Satu dari sekian pahatan yang menghiasi pintu depan Klenteng Cu An Kiong, Lasem. Menurut Agni Malagina, mungkin sosok perempuan itu adalah He Xiangu, salah satu dari delapan dewa dalam mitologi Cina, yang mengendarai burung bangau. (Mahandis Y. Thamrin/National Geographic Indonesia)

Komik ini mengambil latar masa akhir Dinasti Shang (1600-1046 SM) dan masa kebangkitan Dinasti Zhou (1046-256 SM). Bercerita tentang penggulingan Raja Zou (Dinasti Shang) oleh Raja Wu dari Dinasti Zhou yang dibantu oleh pahlawan tempur, dewa-dewi, roh halus, dan mahluk jadi-jadian. Begitu detilnya gambaran torehan tinta pada dinding Cu An Kong sehingga gambar itu tampak hidup.

Klenteng yang pernah dipugar besar-besaran pada tahun 1869 rupaya juga menyimpan aneka kuplet dan papan bertuliskan aneka peribahasa simbol keselamatan dan keindahan. Kuplet itu dibuat pada masa Kaisar Guang Xu dari Dinasti Qing yang memimpin antara 1875-1908.

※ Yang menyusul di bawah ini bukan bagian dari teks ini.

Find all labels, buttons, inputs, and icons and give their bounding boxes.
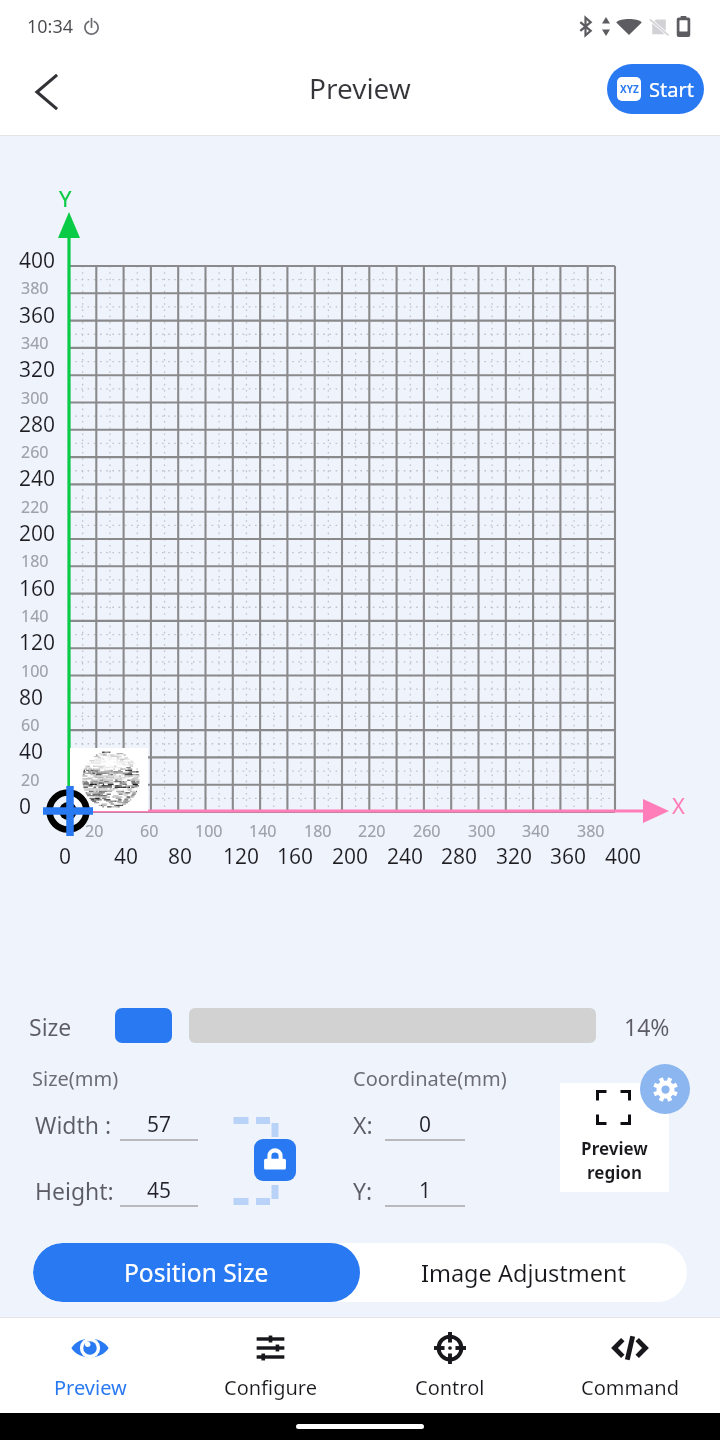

Klenteng ini bukan saja memiliki keindahan bangunan, tetapi juga dipenuhi oleh aneka makna simbolik dan nilai moral di dalamnya—tak terkecuali kisah magis yang melingkupinya.

Baca Juga: Ekawatiningsih Menjaga Rumah Kuna dan Warisan Batik Tiga Negeri Lasem

Mural monokrom hitam putih itu diambil dari 100 panel ‘komik’ Fengshen Yanyi, yang dikenal juga dengan nama Fengshenbang atau Kisah Mitologi Dewa-Dewa Taois karya Xu Zhonglin. (Mahandis Y. Thamrin/National Geographic Indonesia)

—Artikel ini pernah terbit pada 9 September 2015 dengan judul Menyingkap Kisah Pahatan dan Mural Kuno di Lasem.